Wyjątkowe Holmenkollen
Treść
Cztery złote, po jednym srebrnym i brązowym, łącznie sześć - Adam Małysz, polski rekordzista w liczbie medali zdobytych na mistrzostwach świata w narciarstwie klasycznym, stanie przed szansą wzbogacenia tej kolekcji o kolejny krążek. Skoczek z Wisły będzie bowiem jednym z faworytów konkursu na skoczni w Oslo-Holmenkollen, miejscu, którego jest żywą legendą.

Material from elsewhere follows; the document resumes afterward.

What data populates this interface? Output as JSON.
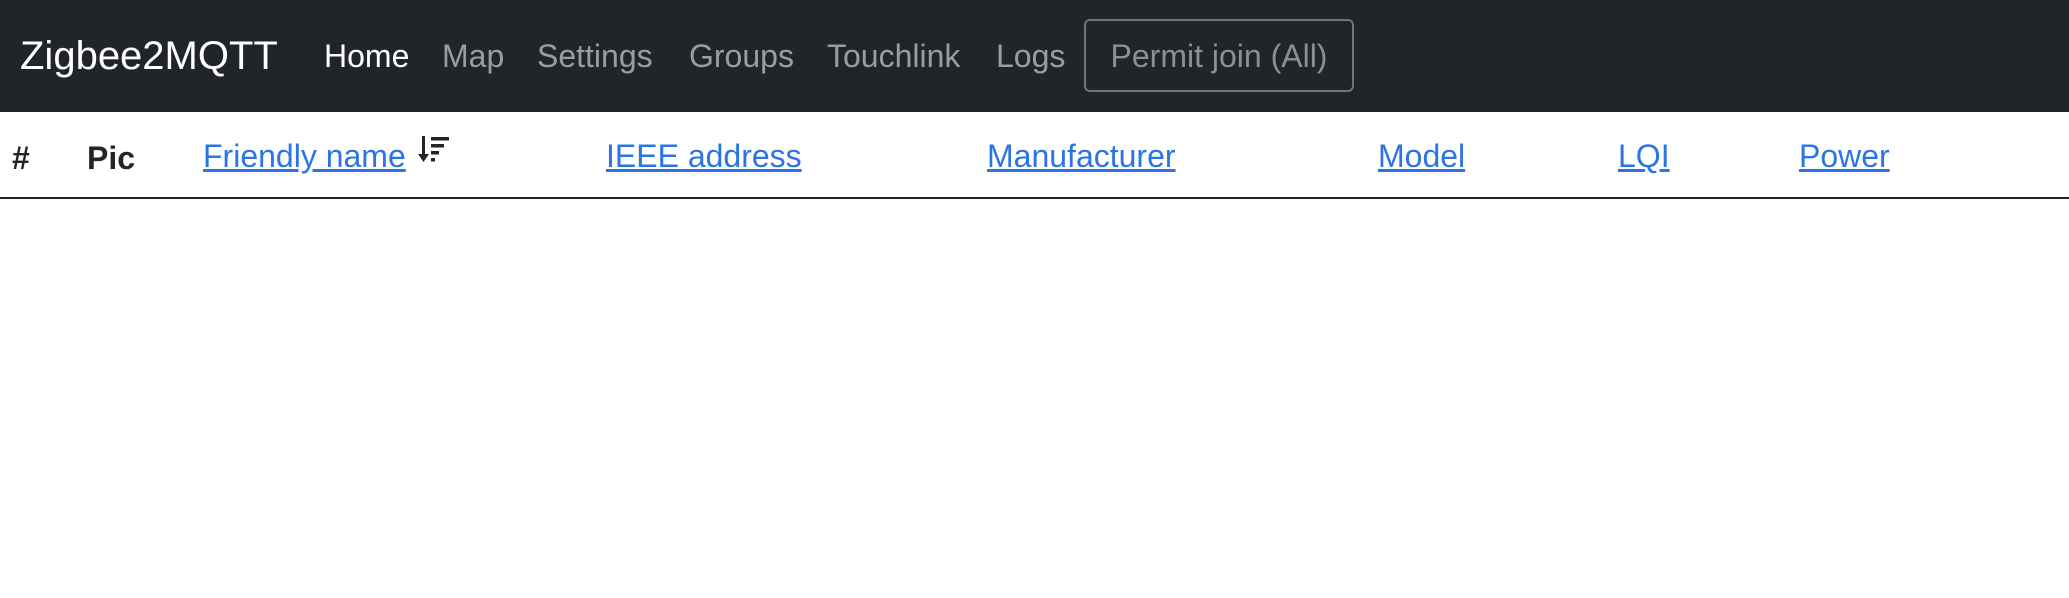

To w Oslo właściwie rozpoczęła się wspaniała kariera zawodnika, który zdominował światowe skocznie na długie lata, aż do teraz. 17 marca 1996 roku niespełna 19-letni Małysz, uchodzący za wielki talent, wygrał swój pierwszy konkurs Pucharu Świata, potwierdzając drzemiące w nim możliwości. Potem co prawda jego kariera na chwilę znalazła się na zakręcie, ale gdy rozbłysła w pełni, został "królem Holmenkollen". Przydomek ten nadali mu sami Norwegowie, w uznaniu sportowej klasy, zasług i charakteru. - Dla nich ta skocznia to wielka tradycja, no a ja na niej osiągałem spore sukcesy - zaznaczył Polak, który jako jedyny zawodnik w dziejach na legendarnym obiekcie, jednym z najważniejszych w historii skoków, zwyciężał pięciokrotnie - we wspomnianym 1996, a także 2001, 2003, 2006 i 2007 roku. Rok później stary, zasłużony i zabytkowy obiekt został zburzony, a na jego miejscu wybudowano nowy, supernowoczesny, przepiękny - z myślą o rozgrywanych właśnie w stolicy Norwegii mistrzostwach świata. W 2010 roku nastąpiło jego otwarcie, 14 marca odbył się pierwszy konkurs Pucharu Świata. I Małysz potwierdził, że na nowej skoczni czuje się równie dobrze. Po pierwszej serii rozgrywanych w trudnych warunkach zawodów był dopiero 13., ale w drugiej poszybował tak genialnie, że ostatecznie zajął drugie miejsce, tuż za Szwajcarem Simonem Ammannem. Orłowi z Wisły obiekt przypadł do gustu. - Jest piękny, robi ogromne wrażenie, podobnie jak panorama Oslo z wieży startowej. Jeśli tylko będą panowały przyjazne warunki, będzie się na nim dobrze skakało i rywalizowało o medale - przyznał Małysz, który dziś stanie najprawdopodobniej przed szansą zdobycia ostatniego w karierze medalu mistrzostw świata. Wszystko bowiem na to wskazuje, że w sobotę, tuż po zawodach drużynowych, poda datę zakończenia czynnej przygody ze sportem.
Jak będzie dziś? "Król Holmenkollen" marzy oczywiście o sukcesie, ale też wie, że podobne plany ma co najmniej kilku innych groźnych rywali, na czele z Austriakiem Thomasem Morgensternem. - Ale jeśli będę dobrze skakał, to mam szansę powalczyć o medale - powiedział.